L’ascia ha un’importanza enorme, per quanto ci testimonia dell’arcaico passato indoeuropeo. Adams e Mallory spiegano che durante il Neolitico le asce in Eurasia erano fatte con selce scheggiata o con altri tipi di pietre lavorabili. Inoltre spesso erano semplici asce piatte, ma in alcune culture neolitiche più tarde iniziarono a comparire perforate, perché vi si potesse inserire il manico. Sono queste a essere definite “asce da battaglia”, “e quando si trovano nelle tombe, come per esempio quelle della cultura della ceramica cordata (in quelle parti dell’Europa del Nord in cui si parla di “cultura dell’ascia da battaglia”), esse sono chiaramente strumenti o armi maschili”. Emblemi, cioè, di una società patriarcale e guerriera, poiché, come ben scrisse Adriano Romualdi, “la cultura nordica non presenta tracce di matriarcato: gli idoli femminili mancano… la salda struttura familiare, tradizioni di caccia e di guerra, attestano una cultura eminentemente virile”. E. Sprockhoff svolse osservazioni estremamente interessanti sull’ascia da guerra nell’antica cultura megalitica, assimilando l’ascia primordiale al dio del Tuono, che in tempi remoti sarebbe stato anche dio del Cielo e del Sole. A tale possente divinità, secondo lo studioso tedesco, “sono consacrate le asce di ambra e di creta, come pure le asce in miniatura. Come la donna germanica dei tempi successivi portava il martello di Thor quale ornamento d’argento appeso a una catenella, così le popolazioni nordiche della più remota età della pietra portavano al collo, quale ornamento, perle d’ambra a forma di ascia bipenne, simbolo del dio del tuono di quei giorni, un dio che oggi è per noi senza nome. L’ascia di guerra diventò semplicemente il simbolo della più alta divinità” (Die nordische Megalithkultur).

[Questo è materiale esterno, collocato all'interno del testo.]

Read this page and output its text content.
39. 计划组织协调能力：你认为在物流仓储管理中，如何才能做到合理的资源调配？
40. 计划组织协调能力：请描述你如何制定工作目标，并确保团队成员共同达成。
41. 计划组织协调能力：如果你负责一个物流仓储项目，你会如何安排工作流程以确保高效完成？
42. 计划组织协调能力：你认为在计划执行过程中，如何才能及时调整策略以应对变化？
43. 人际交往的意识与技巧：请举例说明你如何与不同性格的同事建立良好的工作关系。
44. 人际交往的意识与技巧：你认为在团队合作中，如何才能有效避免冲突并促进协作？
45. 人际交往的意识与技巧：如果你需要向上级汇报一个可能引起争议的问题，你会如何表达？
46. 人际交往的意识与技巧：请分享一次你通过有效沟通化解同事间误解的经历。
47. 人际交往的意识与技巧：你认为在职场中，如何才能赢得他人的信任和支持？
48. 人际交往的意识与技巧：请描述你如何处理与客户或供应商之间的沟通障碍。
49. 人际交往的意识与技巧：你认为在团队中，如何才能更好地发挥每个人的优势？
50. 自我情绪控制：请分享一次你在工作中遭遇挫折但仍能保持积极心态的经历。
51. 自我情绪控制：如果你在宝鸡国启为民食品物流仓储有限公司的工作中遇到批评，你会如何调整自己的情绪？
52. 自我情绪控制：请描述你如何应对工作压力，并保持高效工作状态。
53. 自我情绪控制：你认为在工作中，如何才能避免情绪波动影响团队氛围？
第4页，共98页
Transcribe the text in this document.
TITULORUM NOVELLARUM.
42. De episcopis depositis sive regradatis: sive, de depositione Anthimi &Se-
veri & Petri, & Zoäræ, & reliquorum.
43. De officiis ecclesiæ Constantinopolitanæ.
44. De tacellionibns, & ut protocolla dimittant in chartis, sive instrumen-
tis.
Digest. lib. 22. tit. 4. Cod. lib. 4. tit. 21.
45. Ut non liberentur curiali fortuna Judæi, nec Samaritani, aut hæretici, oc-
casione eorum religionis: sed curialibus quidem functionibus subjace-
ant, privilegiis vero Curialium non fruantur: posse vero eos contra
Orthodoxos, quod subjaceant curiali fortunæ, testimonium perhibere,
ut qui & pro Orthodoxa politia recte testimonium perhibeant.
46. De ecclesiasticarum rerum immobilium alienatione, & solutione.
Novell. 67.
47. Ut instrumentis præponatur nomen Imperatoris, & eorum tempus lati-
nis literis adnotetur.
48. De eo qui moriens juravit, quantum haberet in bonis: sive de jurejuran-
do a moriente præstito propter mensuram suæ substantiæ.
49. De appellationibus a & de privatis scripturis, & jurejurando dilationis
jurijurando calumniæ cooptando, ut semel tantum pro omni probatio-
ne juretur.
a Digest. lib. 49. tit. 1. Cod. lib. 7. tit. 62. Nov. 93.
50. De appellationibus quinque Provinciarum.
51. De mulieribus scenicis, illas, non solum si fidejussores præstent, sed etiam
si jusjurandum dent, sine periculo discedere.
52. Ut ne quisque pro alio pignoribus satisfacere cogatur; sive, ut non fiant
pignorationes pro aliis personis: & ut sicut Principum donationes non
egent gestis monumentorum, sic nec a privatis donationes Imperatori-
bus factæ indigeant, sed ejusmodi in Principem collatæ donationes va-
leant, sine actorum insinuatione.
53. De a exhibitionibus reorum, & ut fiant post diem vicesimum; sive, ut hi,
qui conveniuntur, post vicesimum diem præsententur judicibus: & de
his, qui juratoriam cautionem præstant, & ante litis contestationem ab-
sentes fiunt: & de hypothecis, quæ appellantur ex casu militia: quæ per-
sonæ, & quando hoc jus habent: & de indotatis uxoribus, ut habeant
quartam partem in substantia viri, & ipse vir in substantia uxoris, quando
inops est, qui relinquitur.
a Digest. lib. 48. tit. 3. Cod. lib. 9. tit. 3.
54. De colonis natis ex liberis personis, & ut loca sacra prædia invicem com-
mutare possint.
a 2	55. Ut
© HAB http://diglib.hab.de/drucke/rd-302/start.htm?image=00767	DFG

L’irruzione dell’ascia da guerra verso il meridione e l’oriente, testimoniata dai ritrovamenti archeologici, ci mostra le fasi della penetrazione indoeuropea, identificabile persino nella spinta estrema dei Cimmeri e dei Tocari: “la concreta testimonianza di questa migrazione”, scrisse Romualdi, “è l’improvviso arrivo in Cina di una quantità di armi occidentali, databili in Europa dal 1100 all’800 a.C., e che non hanno in Asia nessun precedente”. L’ascia è insomma, allo stesso tempo, simbolo del dio celeste supremo e dello spirito creatore dei nostri lontani avi.
Alberto Lombardo
Tratto dal quotidiano La Padania, del 14 ottobre 2001.